Contabilità

Lotta all’evasione, svolta dell’Ocse ma senza gli Usa

di Alessandro Galimberti

«Una pietra miliare nell’agenda della tassazione internazionale». Così l’Ocse definisce la firma, prevista per questa sera a Parigi, della Convenzione multilaterale sulle misure per prevenire l’elusione e lo spostamento dei profitti in giurisdizioni più favorevoli.

Alla cerimonia è prevista la partecipazione di una sessantina di ministri delle finanze - tra cui Wolfgang Schäuble e il neo ministro francese Bruno Le Maire - con uno scarto quindi di una quarantina di presenze rispetto alla più ampia platea di paesi che aderiscono al progetto Beps (base erosion and profit shifting).

La nuova convenzione - pur con i limiti di un accordo politico sovracontitentale, e dell’assenza degli Usa - è il primo trattato multilaterale di questo genere. Si tratta in sostanza di uno strumento che permetterà ai paesi sottoscrittori di recepire nei rispettivi trattati bilaterali fiscali i principi di azione messi a punto dal G20 e dall’Ocse in materia di trasparenza e di collaborazione internazionale.
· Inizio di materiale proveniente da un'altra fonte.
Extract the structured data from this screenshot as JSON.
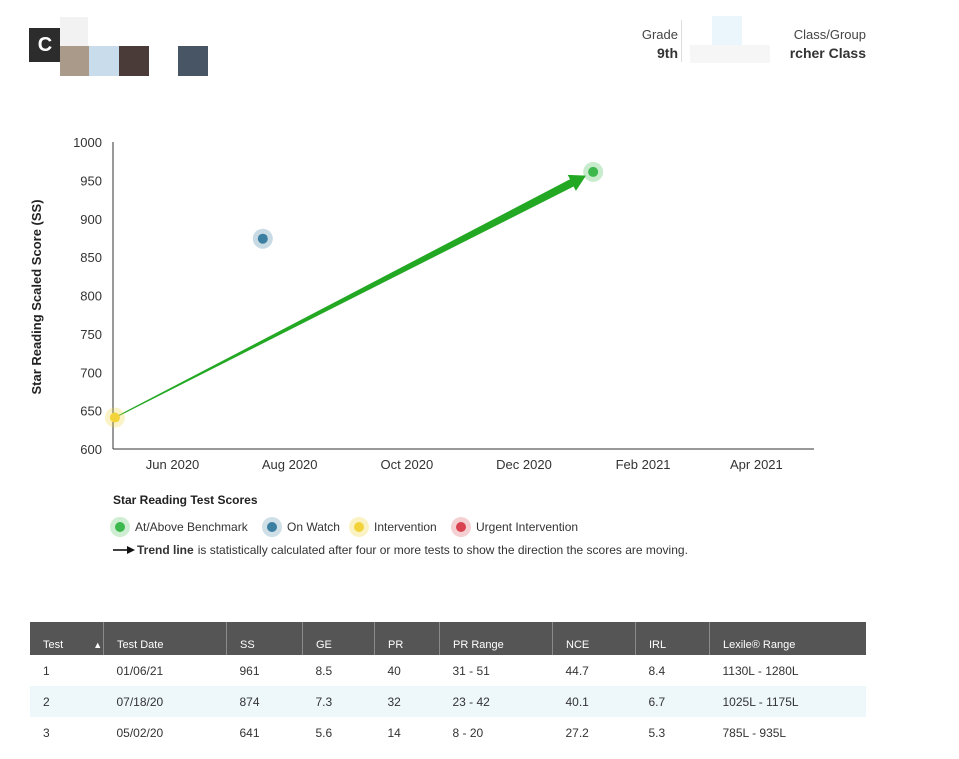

Il punto di partenza del progetto, entrato in questa fase nel febbraio di due anni fa, è la stima ufficiale dell’imponibile che a livello globale sfugge alla tassazione, semplicemente sfruttando le vie di fuga verso paesi a bassissima imposizione, o anche senza del tutto gravami fiscali. Secondo l’Ocse si tratta di asset prudenzialmente stimati in una forbice tra 100 e 240 miliardi di dollari, vale a dire tra il 4 e il 10% del gettito mondiale delle imposte sulle società. Trend che, scrivono i sottoscrittori nella premessa alla Convenzione multilaterale, sono ormai osservati anche nelle economie emergenti e nei paesi in via di sviluppo, mentre «è importante assicurare che i profitti siano tassati dove l’attività economica genera i profitti e là dove si crea il valore».

La convenzione tocca le questioni dei “disallineamenti ibridi” - riguarda in particolare per i soggetti fiscali con doppia residenza - e i metodi di eliminazione della doppia imposizione, l’abuso dei trattati (dividend transfer, capital gain, la regola antiabuso per le stabili organizzazioni situate in una giurisdizione terza), gli accordi fiscali a danno del diritto di un paese di tassare i propri residenti (fiscali). In aggiunta la Convenzione multilaterale fissa anche e implementa i criteri per la risoluzione delle controversie, fino a definire le regole di arbitrato da applicare nel perimetro dei paesi sottoscrittori - sistemi alternativi alle giurisdizioni nazionali.

I 26 articoli della Convenzione, molto dettagliati, soffrono tuttavia di parecchie clausole “con riserva”, in sostanza offrendo la possibilità di disapplicazione anche di disposizioni “nevralgiche”. Se a questo si aggiunge l’atteggiamento degli Usa - che nel 2009 trascinarono l’Ocse e il G20 verso la trasparenza fiscale globale, ma che dal luglio scorso hanno smesso anche solo di ratificare qualsiasi accordo internazionale - la definizione di «pietra miliare» della Convenzione può apparire oggi più come un’aspirazione piuttosto che un punto di approdo.